You can’t change the past, but you can write a new blog

Welcome to the first blog posting on my eponymous website.

For those of you who were readers of the Austin American-Statesman several years ago, this blog more or less resurrects Grapeshot, the blog I started in September 2008 when I was editing and writing for Insight, the Statesman’s Sunday commentary and analysis section. I continued Grapeshot through my two-year tenure as the Statesman’s books editor and through my first year as an editorial writer for the Statesman before retiring Grapeshot in early 2013 after the editorial board created its own blog, Viewpoints.

Copyright 2008, Aeragon; all rights reserved.

Grapeshot was an 18th- and 19th-century artillery charge made up of clustered musket balls or other shrapnel that essentially turned cannons into big ol’ shotguns.

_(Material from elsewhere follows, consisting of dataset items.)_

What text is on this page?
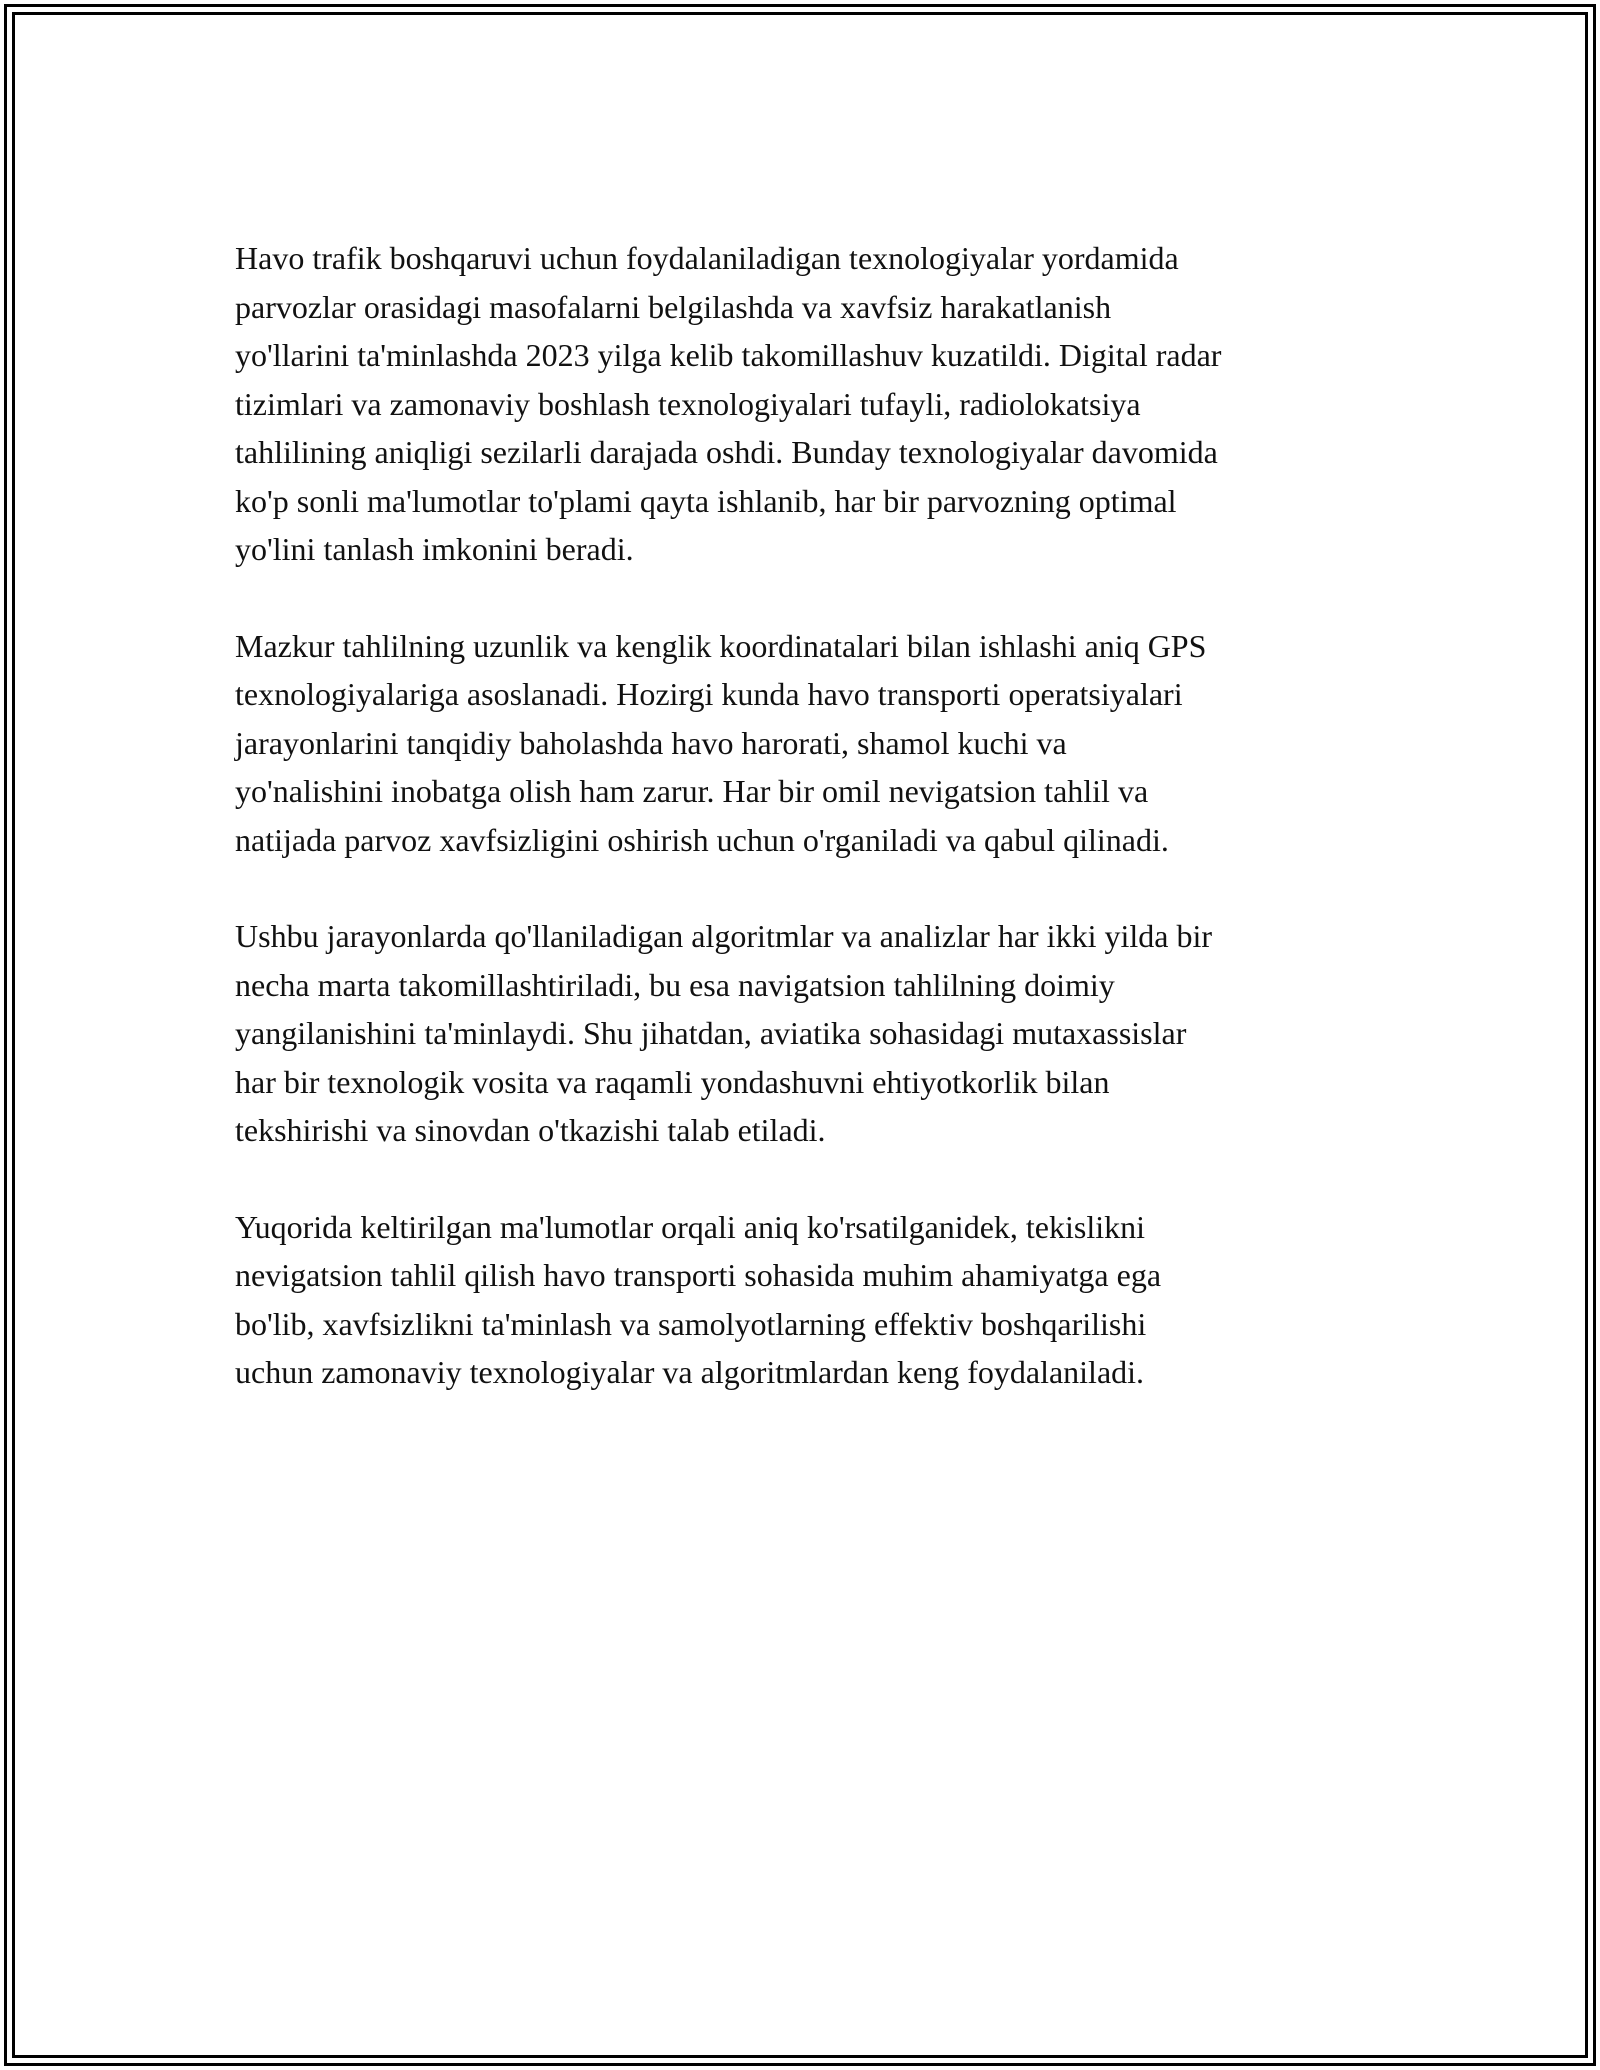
Havo trafik boshqaruvi uchun foydalaniladigan texnologiyalar yordamida
parvozlar orasidagi masofalarni belgilashda va xavfsiz harakatlanish
yo'llarini ta'minlashda 2023 yilga kelib takomillashuv kuzatildi. Digital radar
tizimlari va zamonaviy boshlash texnologiyalari tufayli, radiolokatsiya
tahlilining aniqligi sezilarli darajada oshdi. Bunday texnologiyalar davomida
ko'p sonli ma'lumotlar to'plami qayta ishlanib, har bir parvozning optimal
yo'lini tanlash imkonini beradi.

Mazkur tahlilning uzunlik va kenglik koordinatalari bilan ishlashi aniq GPS
texnologiyalariga asoslanadi. Hozirgi kunda havo transporti operatsiyalari
jarayonlarini tanqidiy baholashda havo harorati, shamol kuchi va
yo'nalishini inobatga olish ham zarur. Har bir omil nevigatsion tahlil va
natijada parvoz xavfsizligini oshirish uchun o'rganiladi va qabul qilinadi.

Ushbu jarayonlarda qo'llaniladigan algoritmlar va analizlar har ikki yilda bir
necha marta takomillashtiriladi, bu esa navigatsion tahlilning doimiy
yangilanishini ta'minlaydi. Shu jihatdan, aviatika sohasidagi mutaxassislar
har bir texnologik vosita va raqamli yondashuvni ehtiyotkorlik bilan
tekshirishi va sinovdan o'tkazishi talab etiladi.

Yuqorida keltirilgan ma'lumotlar orqali aniq ko'rsatilganidek, tekislikni
nevigatsion tahlil qilish havo transporti sohasida muhim ahamiyatga ega
bo'lib, xavfsizlikni ta'minlash va samolyotlarning effektiv boshqarilishi
uchun zamonaviy texnologiyalar va algoritmlardan keng foydalaniladi.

As I explained eight years ago in my first American-Statesman blog post, I named my blog Grapeshot not to project belligerence or pugnacity, but to illustrate my interest in numerous subjects. “One blog, multiple targets,” I labeled Grapeshot, and I think I honored that label over the blog’s four-plus years. Politics, foreign affairs, economics, business, the courts, history, science, religion, sports, food, books, film, music and pop culture — it’s hard to think of a topic I didn’t write about at least once.

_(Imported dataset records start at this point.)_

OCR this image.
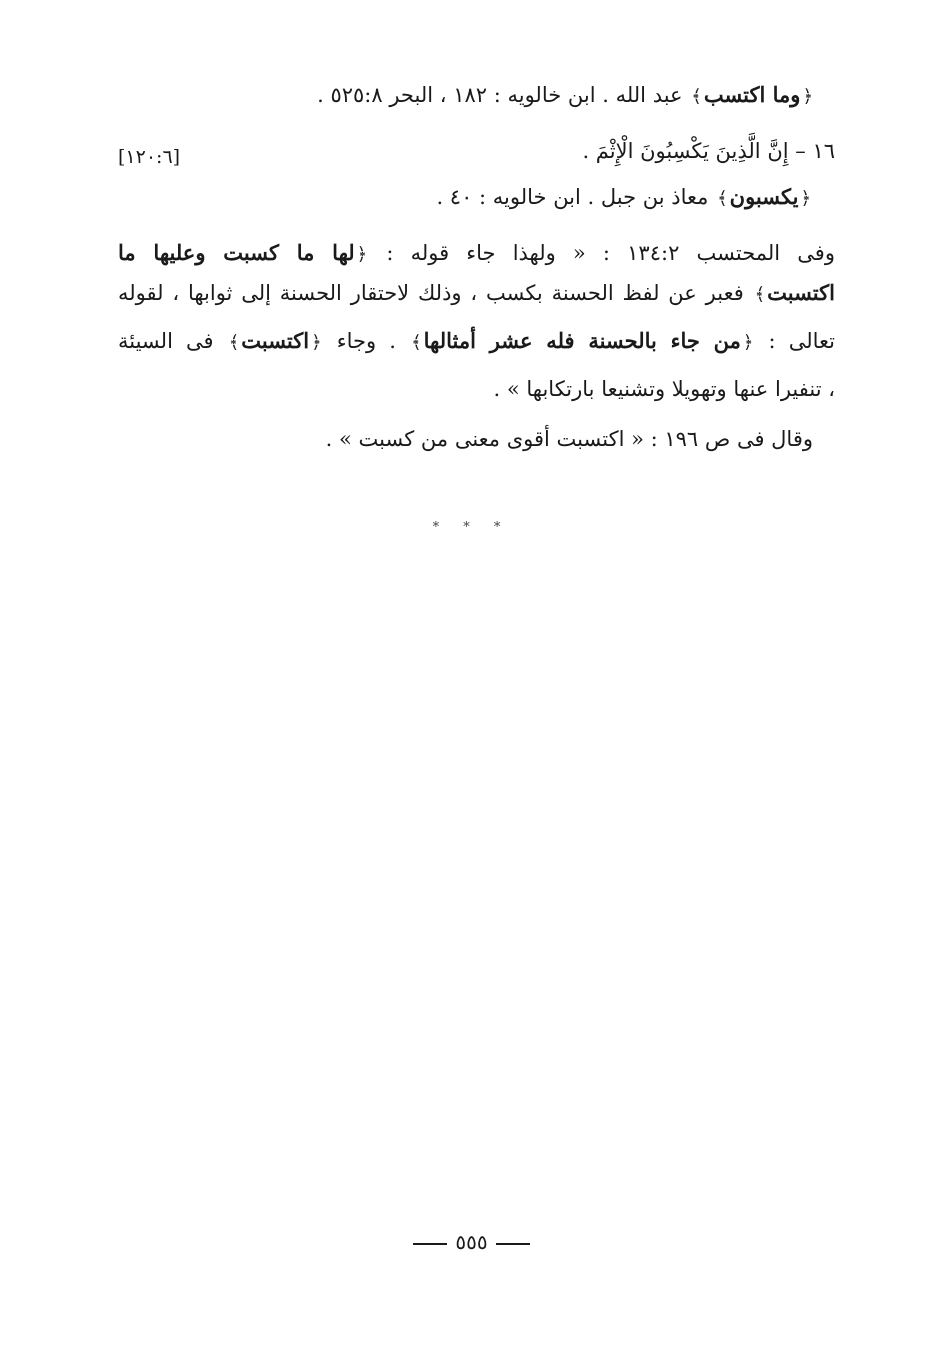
﴿وما اكتسب﴾ عبد الله . ابن خالويه : ١٨٢ ، البحر ٥٢٥:٨ .
١٦ – إِنَّ الَّذِينَ يَكْسِبُونَ الْإِثْمَ .
[١٢٠:٦]
﴿يكسبون﴾ معاذ بن جبل . ابن خالويه : ٤٠ .
وفى المحتسب ١٣٤:٢ : « ولهذا جاء قوله : ﴿لها ما كسبت وعليها ما
اكتسبت﴾ فعبر عن لفظ الحسنة بكسب ، وذلك لاحتقار الحسنة إلى ثوابها ، لقوله
تعالى : ﴿من جاء بالحسنة فله عشر أمثالها﴾ . وجاء ﴿اكتسبت﴾ فى السيئة
، تنفيرا عنها وتهويلا وتشنيعا بارتكابها » .
وقال فى ص ١٩٦ : « اكتسبت أقوى معنى من كسبت » .
* * *
٥٥٥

My plan for this blog is to carry on Grapeshot’s wide-ranging spirit, but to do so independent of any institutional restraint, real or (mostly) perceived, now that I’m writing and editing on my own. So thank you for finding jodyseaborn.com and I hope I reward your time by offering a unique and worthwhile perspective on issues and events. I trust you’ll let me know how I’m doing.

But first: This blog and my website will be works in progress for the next several weeks as I tweak its appearance and archive hundreds of articles I wrote for the American-Statesman under the pages listed above in the menu. It will take a while to collect and select those relatively few articles worth sharing. I hope to occasionally rotate them in and out as events make old pieces relevant again. Your patience is greatly appreciated.